How warp serialization works on shared memory How to run a "data[n] += something" efficientl

HenrikAndresen · May 25, 2010, 10:23pm

Hello

I’m looking at the output of my profiler, and for my kernel I have a rather high warp serialization. I have identified the code to be the one operating on my shared memory buffer. As far as I understand, this happens if two threads in a block requires the same data. To ease it all, I have written a small piece of code that illustrates my point.

Now, I run this on a 9600GT card, windows xp32, and with the 3.0 toolkit. I compile to the sm11 with speed optimization.

The algebra is simply to have something to do, and doesn’t matter. What is critical is the “+=” part of the code. Ignore any 16/32-bit integer misuse. See below…

[codebox]

global void testAddIterative( __int16 * dpOutput )

{

__shared__ int resultBuffer[2048];

int nThread = threadIdx.x + blockDim.x * threadIdx.y;	

int nBlock = blockIdx.x + blockIdx.y * gridDim.y;

int nTotalThreads = blockDim.x * blockDim.y;

	

int nOffset = 8 * nThread;

int nSub;

for( int nCount = 0; nCount < 500; nCount++ ){

	for( nSub = 0; nSub < 8; nSub++ ){

		resultBuffer[nOffset + nSub] += 2 * rintf( __fsqrt_rn( 5.0f + (float)nCount )); //Critical part

	}

}

int nTotal = 0;

for( nSub = 0; nSub < 8; nSub++ ){

	nTotal += resultBuffer[nOffset+nSub];		

}	

dpOutput[nThread] = nTotal;

}

[/codebox]

When I run my profiler, I get the following profiler counters for the kernel:

Instructions = 66%

Warp Serialize = 31%

The code runs using a (32,8) block with a (4,64) grid.

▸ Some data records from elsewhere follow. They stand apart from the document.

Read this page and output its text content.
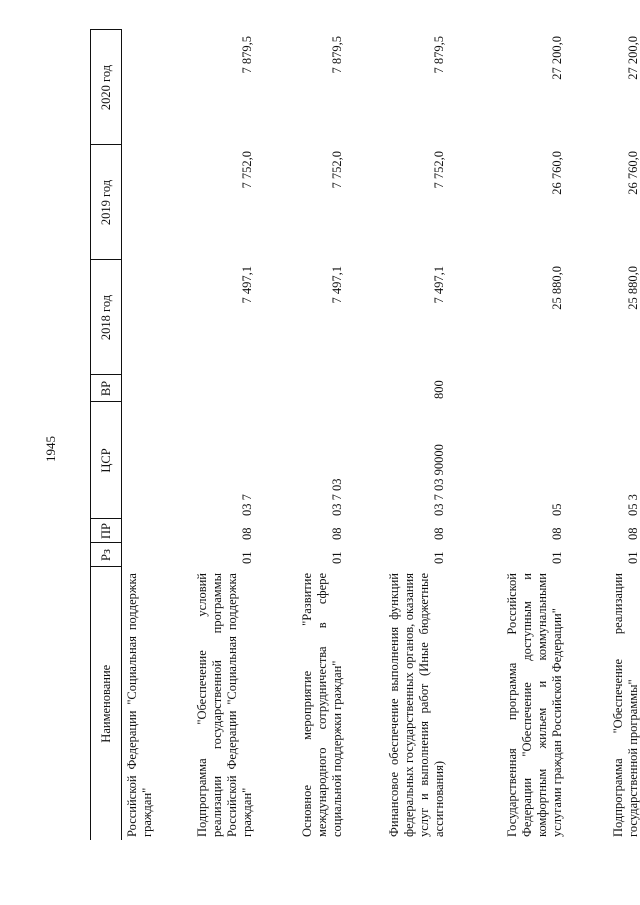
1945
Наименование	Рз	ПР	ЦСР	ВР	2018 год	2019 год	2020 год
Российской Федерации "Социальная поддержка граждан"							
Подпрограмма "Обеспечение условий реализации государственной программы Российской Федерации "Социальная поддержка граждан"	01	08	03 7		7 497,1	7 752,0	7 879,5
Основное мероприятие "Развитие международного сотрудничества в сфере социальной поддержки граждан"	01	08	03 7 03		7 497,1	7 752,0	7 879,5
Финансовое обеспечение выполнения функций федеральных государственных органов, оказания услуг и выполнения работ (Иные бюджетные ассигнования)	01	08	03 7 03 90000	800	7 497,1	7 752,0	7 879,5
Государственная программа Российской Федерации "Обеспечение доступным и комфортным жильем и коммунальными услугами граждан Российской Федерации"	01	08	05		25 880,0	26 760,0	27 200,0
Подпрограмма "Обеспечение реализации государственной программы"	01	08	05 3		25 880,0	26 760,0	27 200,0
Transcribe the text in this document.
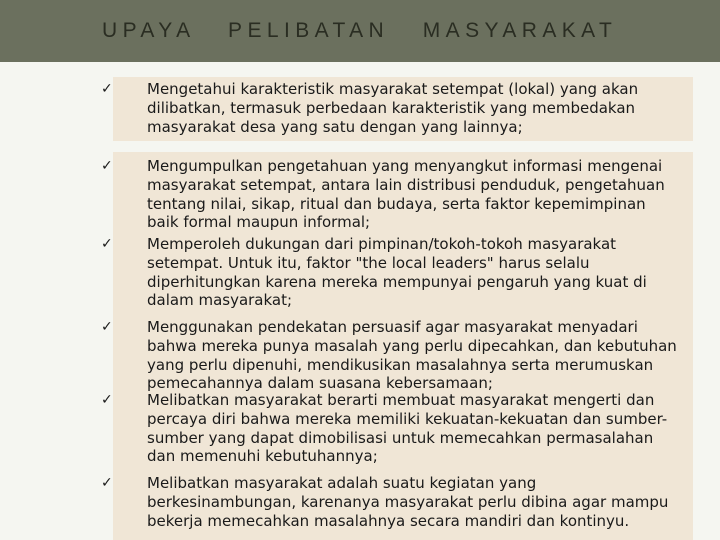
UPAYA   PELIBATAN   MASYARAKAT
✓	Mengetahui karakteristik masyarakat setempat (lokal) yang akan
dilibatkan, termasuk perbedaan karakteristik yang membedakan
masyarakat desa yang satu dengan yang lainnya;
✓	Mengumpulkan pengetahuan yang menyangkut informasi mengenai
masyarakat setempat, antara lain distribusi penduduk, pengetahuan
tentang nilai, sikap, ritual dan budaya, serta faktor kepemimpinan
baik formal maupun informal;
✓	Memperoleh dukungan dari pimpinan/tokoh-tokoh masyarakat
setempat. Untuk itu, faktor "the local leaders" harus selalu
diperhitungkan karena mereka mempunyai pengaruh yang kuat di
dalam masyarakat;
✓	Menggunakan pendekatan persuasif agar masyarakat menyadari
bahwa mereka punya masalah yang perlu dipecahkan, dan kebutuhan
yang perlu dipenuhi, mendikusikan masalahnya serta merumuskan
pemecahannya dalam suasana kebersamaan;
✓	Melibatkan masyarakat berarti membuat masyarakat mengerti dan
percaya diri bahwa mereka memiliki kekuatan-kekuatan dan sumber-
sumber yang dapat dimobilisasi untuk memecahkan permasalahan
dan memenuhi kebutuhannya;
✓	Melibatkan masyarakat adalah suatu kegiatan yang
berkesinambungan, karenanya masyarakat perlu dibina agar mampu
bekerja memecahkan masalahnya secara mandiri dan kontinyu.
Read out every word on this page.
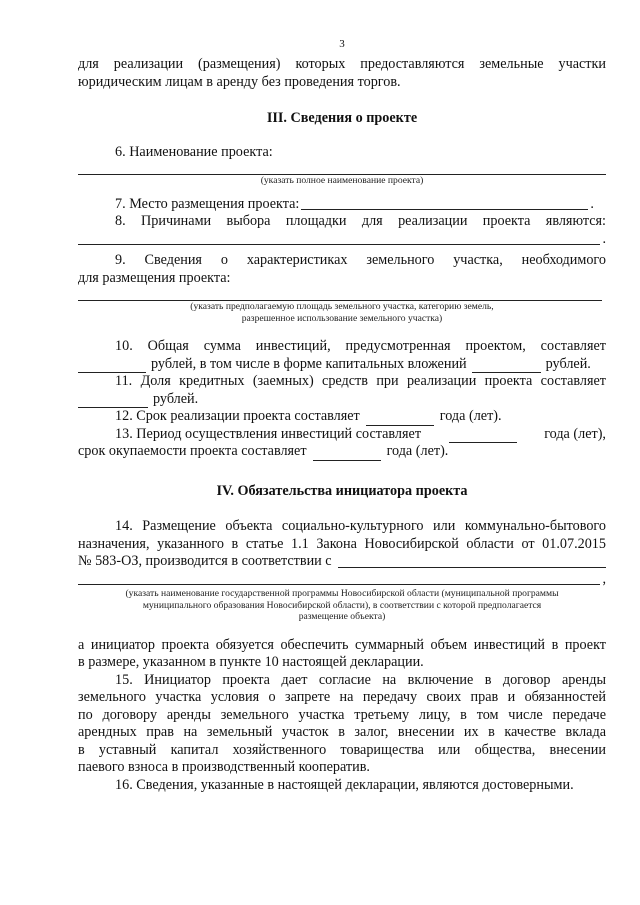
3

для реализации (размещения) которых предоставляются земельные участки

юридическим лицам в аренду без проведения торгов.

III. Сведения о проекте

6. Наименование проекта:

(указать полное наименование проекта)
7. Место размещения проекта:	.

8. Причинами выбора площадки для реализации проекта являются:

.

9. Сведения о характеристиках земельного участка, необходимого

для размещения проекта:

(указать предполагаемую площадь земельного участка, категорию земель,
разрешенное использование земельного участка)

10. Общая сумма инвестиций, предусмотренная проектом, составляет

рублей, в том числе в форме капитальных вложений	рублей.

11. Доля кредитных (заемных) средств при реализации проекта составляет

рублей.
12. Срок реализации проекта составляет	года (лет).
13. Период осуществления инвестиций составляет	года (лет),
срок окупаемости проекта составляет	года (лет).

IV. Обязательства инициатора проекта

14. Размещение объекта социально-культурного или коммунально-бытового

назначения, указанного в статье 1.1 Закона Новосибирской области от 01.07.2015

№ 583-ОЗ, производится в соответствии с
,
(указать наименование государственной программы Новосибирской области (муниципальной программы
муниципального образования Новосибирской области), в соответствии с которой предполагается
размещение объекта)

а инициатор проекта обязуется обеспечить суммарный объем инвестиций в проект

в размере, указанном в пункте 10 настоящей декларации.

15. Инициатор проекта дает согласие на включение в договор аренды

земельного участка условия о запрете на передачу своих прав и обязанностей

по договору аренды земельного участка третьему лицу, в том числе передаче

арендных прав на земельный участок в залог, внесении их в качестве вклада

в уставный капитал хозяйственного товарищества или общества, внесении

паевого взноса в производственный кооператив.

16. Сведения, указанные в настоящей декларации, являются достоверными.
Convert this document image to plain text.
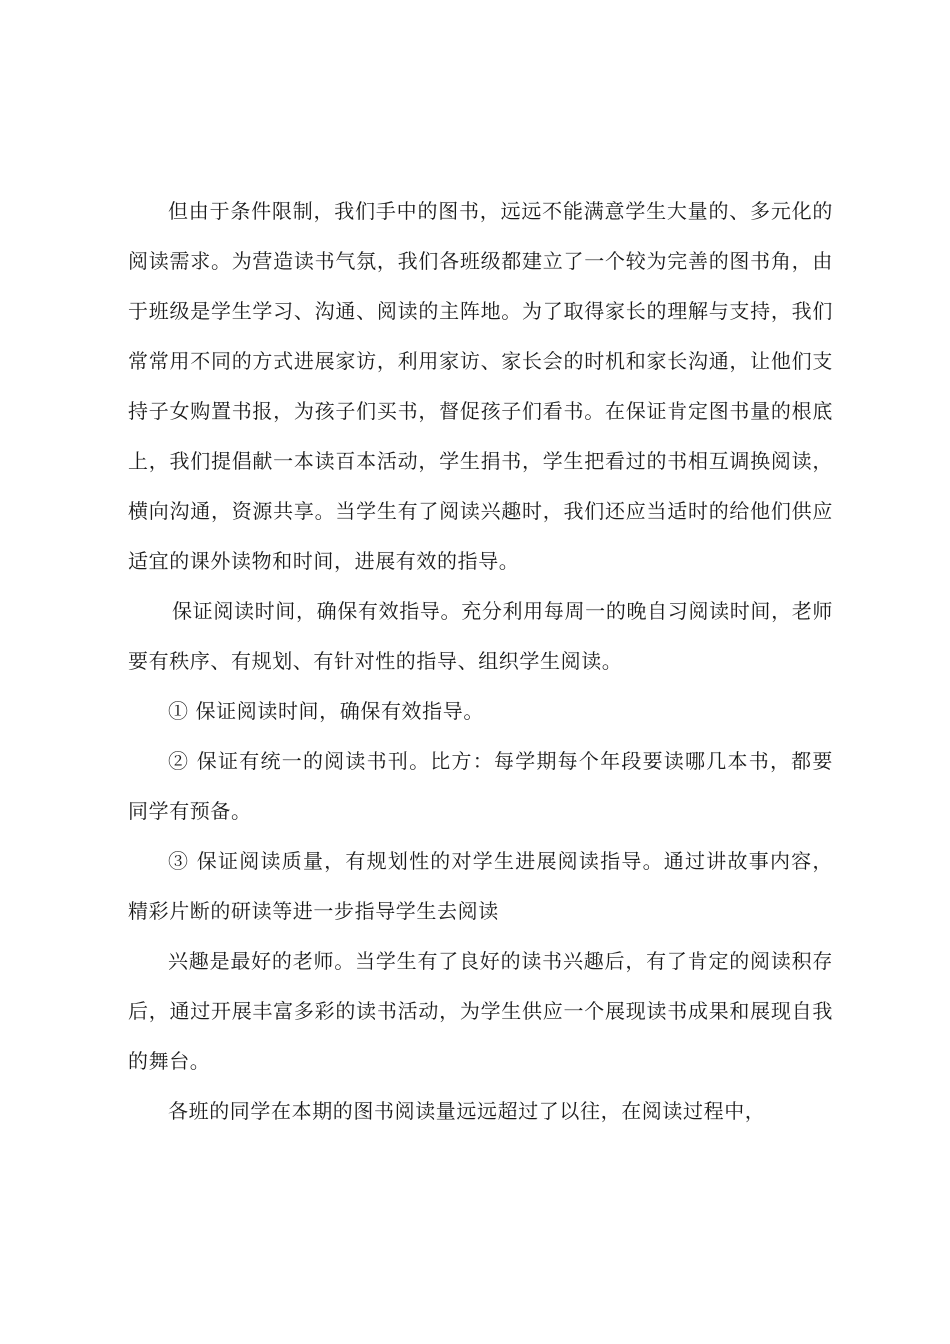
但由于条件限制，我们手中的图书，远远不能满意学生大量的、多元化的阅读需求。为营造读书气氛，我们各班级都建立了一个较为完善的图书角，由于班级是学生学习、沟通、阅读的主阵地。为了取得家长的理解与支持，我们常常用不同的方式进展家访，利用家访、家长会的时机和家长沟通，让他们支持子女购置书报，为孩子们买书，督促孩子们看书。在保证肯定图书量的根底上，我们提倡献一本读百本活动，学生捐书，学生把看过的书相互调换阅读，横向沟通，资源共享。当学生有了阅读兴趣时，我们还应当适时的给他们供应适宜的课外读物和时间，进展有效的指导。

保证阅读时间，确保有效指导。充分利用每周一的晚自习阅读时间，老师要有秩序、有规划、有针对性的指导、组织学生阅读。

① 保证阅读时间，确保有效指导。

② 保证有统一的阅读书刊。比方：每学期每个年段要读哪几本书，都要同学有预备。

③ 保证阅读质量，有规划性的对学生进展阅读指导。通过讲故事内容，精彩片断的研读等进一步指导学生去阅读

兴趣是最好的老师。当学生有了良好的读书兴趣后，有了肯定的阅读积存后，通过开展丰富多彩的读书活动，为学生供应一个展现读书成果和展现自我的舞台。

各班的同学在本期的图书阅读量远远超过了以往，在阅读过程中，
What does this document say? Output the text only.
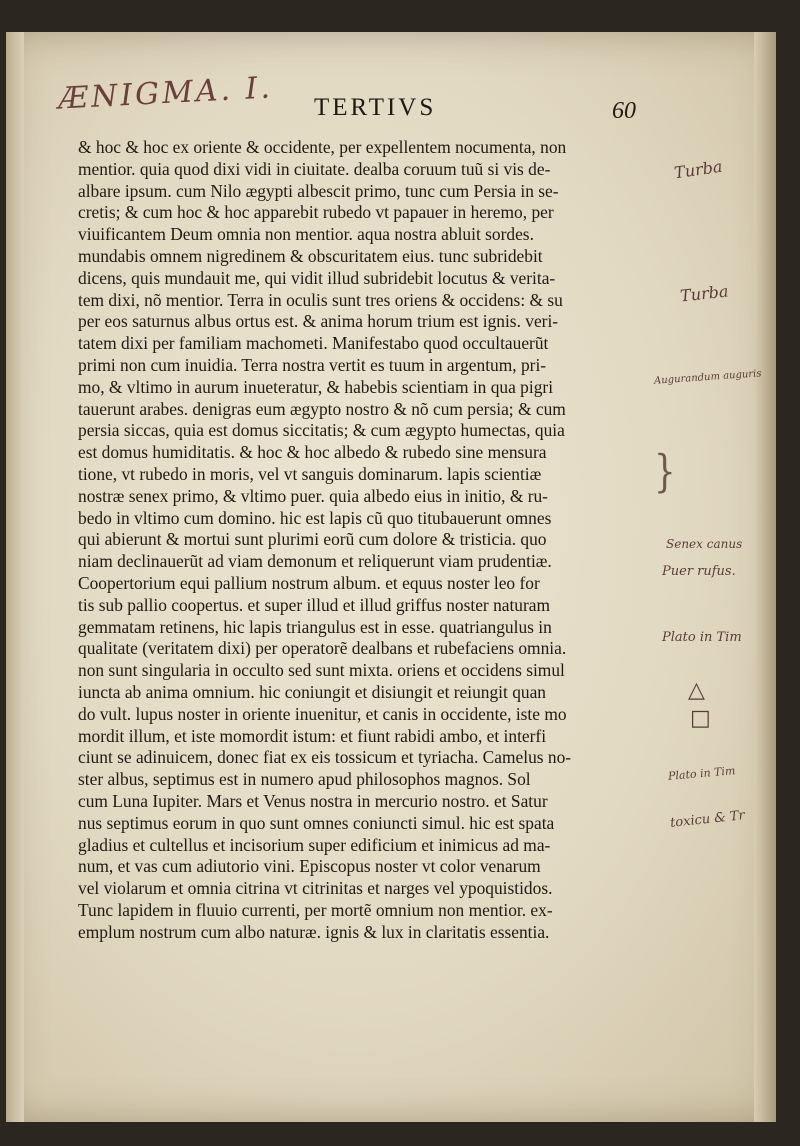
ÆNIGMA. I. TERTIVS	60
& hoc & hoc ex oriente & occidente, per expellentem nocumenta, non
mentior. quia quod dixi vidi in ciuitate. dealba coruum tuũ si vis de-
albare ipsum. cum Nilo ægypti albescit primo, tunc cum Persia in se-
cretis; & cum hoc & hoc apparebit rubedo vt papauer in heremo, per
viuificantem Deum omnia non mentior. aqua nostra abluit sordes.
mundabis omnem nigredinem & obscuritatem eius. tunc subridebit
dicens, quis mundauit me, qui vidit illud subridebit locutus & verita-
tem dixi, nõ mentior. Terra in oculis sunt tres oriens & occidens: & su
per eos saturnus albus ortus est. & anima horum trium est ignis. veri-
tatem dixi per familiam machometi. Manifestabo quod occultauerũt
primi non cum inuidia. Terra nostra vertit es tuum in argentum, pri-
mo, & vltimo in aurum inueteratur, & habebis scientiam in qua pigri
tauerunt arabes. denigras eum ægypto nostro & nõ cum persia; & cum
persia siccas, quia est domus siccitatis; & cum ægypto humectas, quia
est domus humiditatis. & hoc & hoc albedo & rubedo sine mensura
tione, vt rubedo in moris, vel vt sanguis dominarum. lapis scientiæ
nostræ senex primo, & vltimo puer. quia albedo eius in initio, & ru-
bedo in vltimo cum domino. hic est lapis cũ quo titubauerunt omnes
qui abierunt & mortui sunt plurimi eorũ cum dolore & tristicia. quo
niam declinauerũt ad viam demonum et reliquerunt viam prudentiæ.
Coopertorium equi pallium nostrum album. et equus noster leo for
tis sub pallio coopertus. et super illud et illud griffus noster naturam
gemmatam retinens, hic lapis triangulus est in esse. quatriangulus in
qualitate (veritatem dixi) per operatorẽ dealbans et rubefaciens omnia.
non sunt singularia in occulto sed sunt mixta. oriens et occidens simul
iuncta ab anima omnium. hic coniungit et disiungit et reiungit quan
do vult. lupus noster in oriente inuenitur, et canis in occidente, iste mo
mordit illum, et iste momordit istum: et fiunt rabidi ambo, et interfi
ciunt se adinuicem, donec fiat ex eis tossicum et tyriacha. Camelus no-
ster albus, septimus est in numero apud philosophos magnos. Sol
cum Luna Iupiter. Mars et Venus nostra in mercurio nostro. et Satur
nus septimus eorum in quo sunt omnes coniuncti simul. hic est spata
gladius et cultellus et incisorium super edificium et inimicus ad ma-
num, et vas cum adiutorio vini. Episcopus noster vt color venarum
vel violarum et omnia citrina vt citrinitas et narges vel ypoquistidos.
Tunc lapidem in fluuio currenti, per mortẽ omnium non mentior. ex-
emplum nostrum cum albo naturæ. ignis & lux in claritatis essentia.
Turba
Turba
Augurandum auguris
Senex canus
Puer rufus.
Plato in Tim
Plato in Tim
toxicu & Tr
△
□
}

The output buffer is just a dummy.

I understand that the memory does not allow me to read from the same position at once. But the above code does not do that. Each set of 8 indexes is only touched by a single thread. It reads once, adds, writes. It can even put the arithmetic in between to help with latency if at all needed. What am I missing here?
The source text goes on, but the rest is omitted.